Now heading into its second month on the New York Times bestseller list, the book is Kessler’s twentieth – his seventh bestseller – and it finds the onetime Washington Post colleague of Bob Woodward and Carl Bernstein in classic sleuth mode, ferreting out untold tales about presidents, first ladies, and their children dating back to the Camelot era.

In his recent visit to “The Foxhole,” Kessler told me his aim was to render the most accurate portraits available of these most prominent of Americans, to show “what they are really like as opposed to the image that they try to create, which is so often exactly the opposite of the truth.”

To accomplish that objective Kessler returned to familiar ground. This volume builds off of his 2009 book, "In the President's Secret Service: Behind the Scenes with Agents in the Line of Fire and the Presidents They Protect." For his latest book Kessler conducted interviews with more than 100 Secret Service agents, officers, and administrators.

Given that Secret Service personnel are, in fact, sworn to secrecy, Kessler acknowledged that those agents opening up to him, and providing the intimate details that enliven his books, are indeed betraying their codes of conduct and honor.

“I think they trust me to do an honest job,” he said by way of explaining the agents’ cooperation.

“I am genuinely interested in what they do, how they do it….They also feel that I already have many sources, so they might as well help out. And I really am the only journalist to be able to reveal what the Secret Service sees and how they operate.”

That window into the agents’ private world enabled Kessler to break the Secret Service prostitution scandal in 2012.

Kessler is no stranger to scoops; in a 2002 book, "Bureau: The Secret History of the FBI," the author pegged high-ranking FBI official Mark Felt as Woodward’s source for much of his “Deep Throat” reporting in Watergate, some three years before Felt acknowledged having played that role. (Kessler, in a rare encounter with inaccuracy, misspoke in our interview when he said he was best man at Woodward’s wedding; in fact, it was Woodward who had served as best man at Kessler’s wedding.)

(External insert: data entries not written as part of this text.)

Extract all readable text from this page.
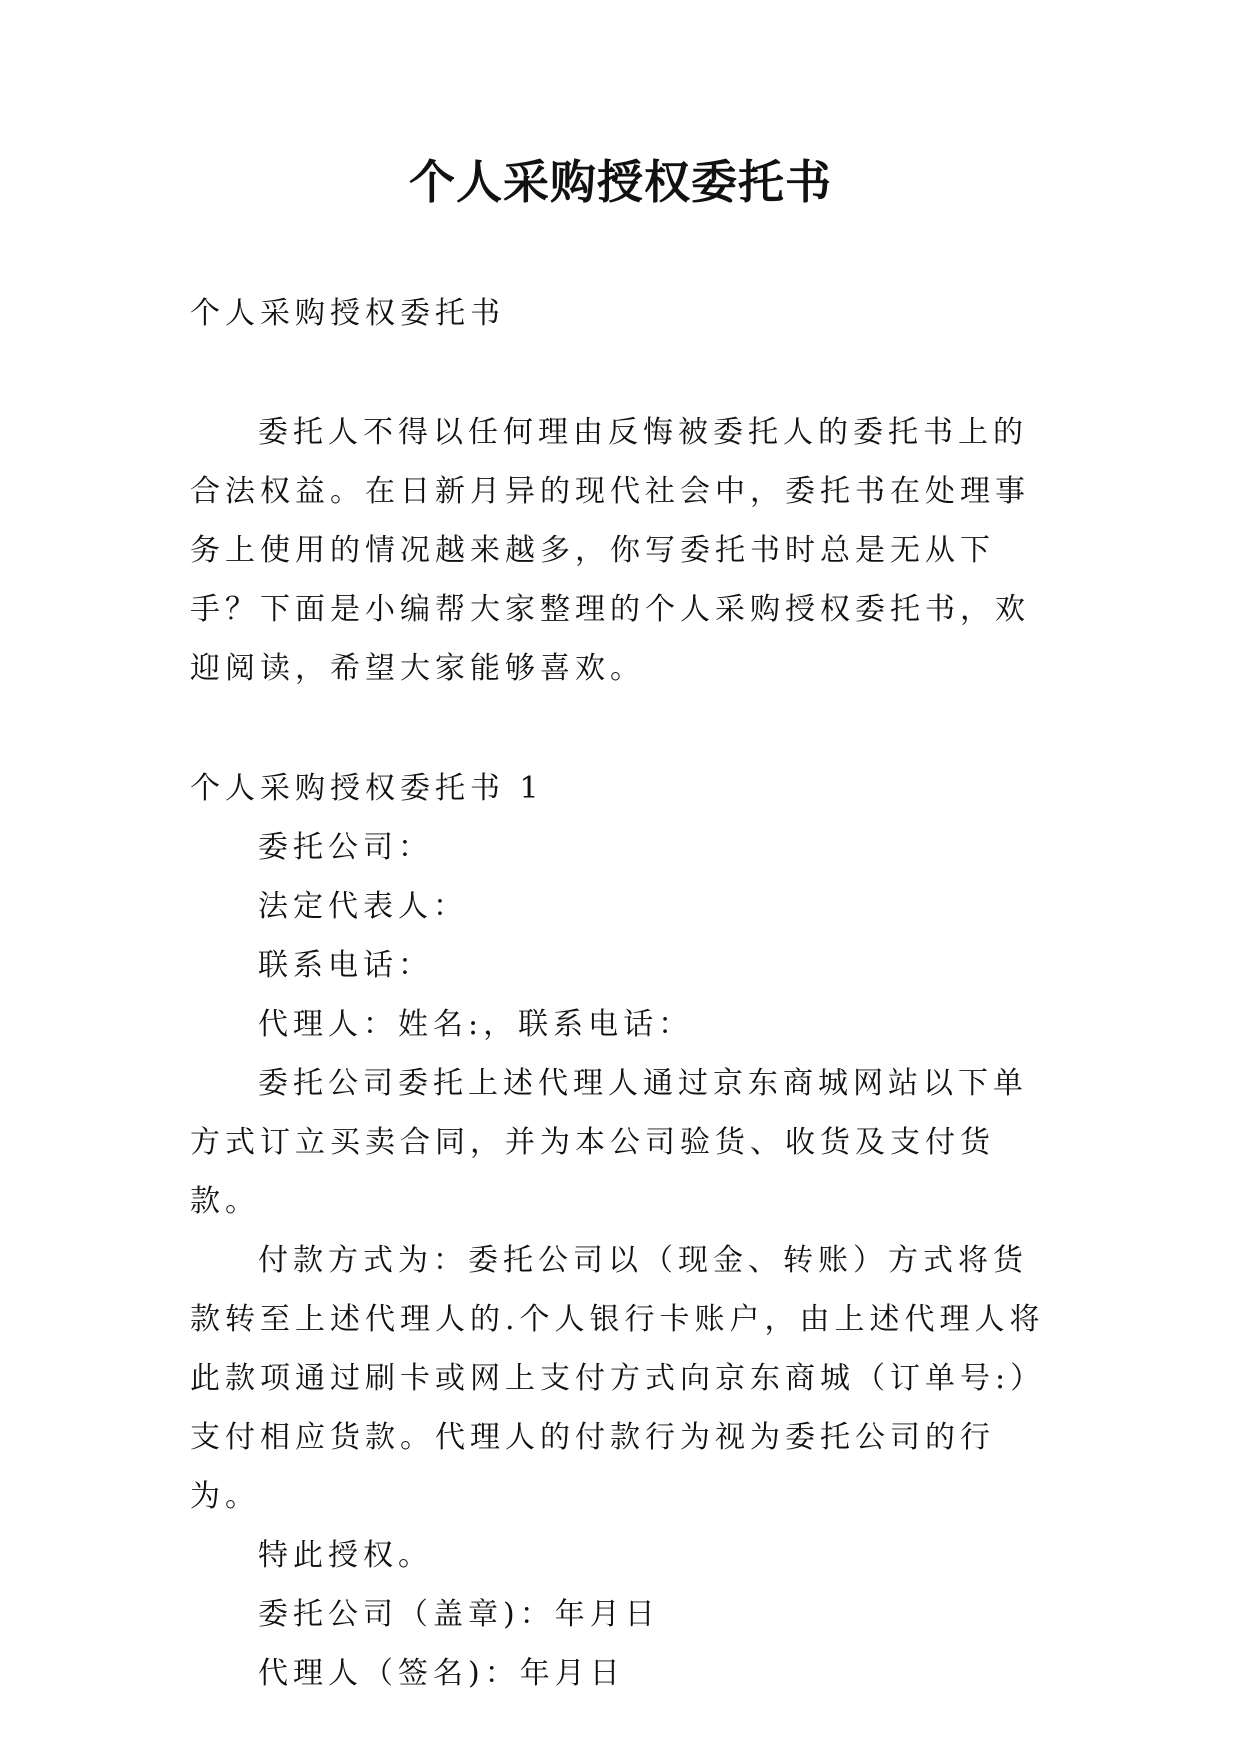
个人采购授权委托书

个人采购授权委托书

委托人不得以任何理由反悔被委托人的委托书上的合法权益。在日新月异的现代社会中，委托书在处理事务上使用的情况越来越多，你写委托书时总是无从下手？下面是小编帮大家整理的个人采购授权委托书，欢迎阅读，希望大家能够喜欢。

个人采购授权委托书 1

委托公司：

法定代表人：

联系电话：

代理人：姓名:，联系电话：

委托公司委托上述代理人通过京东商城网站以下单方式订立买卖合同，并为本公司验货、收货及支付货款。

付款方式为：委托公司以（现金、转账）方式将货款转至上述代理人的.个人银行卡账户，由上述代理人将此款项通过刷卡或网上支付方式向京东商城（订单号:）支付相应货款。代理人的付款行为视为委托公司的行为。

特此授权。

委托公司（盖章)：年月日

代理人（签名)：年月日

But when it comes to the private lives of the presidents and their families – even when that personal conduct is so reckless as potentially to endanger the performance of official duties, as was the case for Presidents Kennedy and Clinton – does the public really have a right to know? Is the Republic well served by Ron Kessler when he publishes a book like "The First Family Detail"?

“It’s a very legitimate question,” Kessler replied, in his soft, almost whispery voice. He conceded that it is possible for a chief executive to behave badly in his or her personal life and yet still be a “good” president. But Kessler argued that he, as a reporter, is performing a valuable service to the electorate in delivering these intimate details about public figures. “When we’re choosing presidents, we should look at character overall.”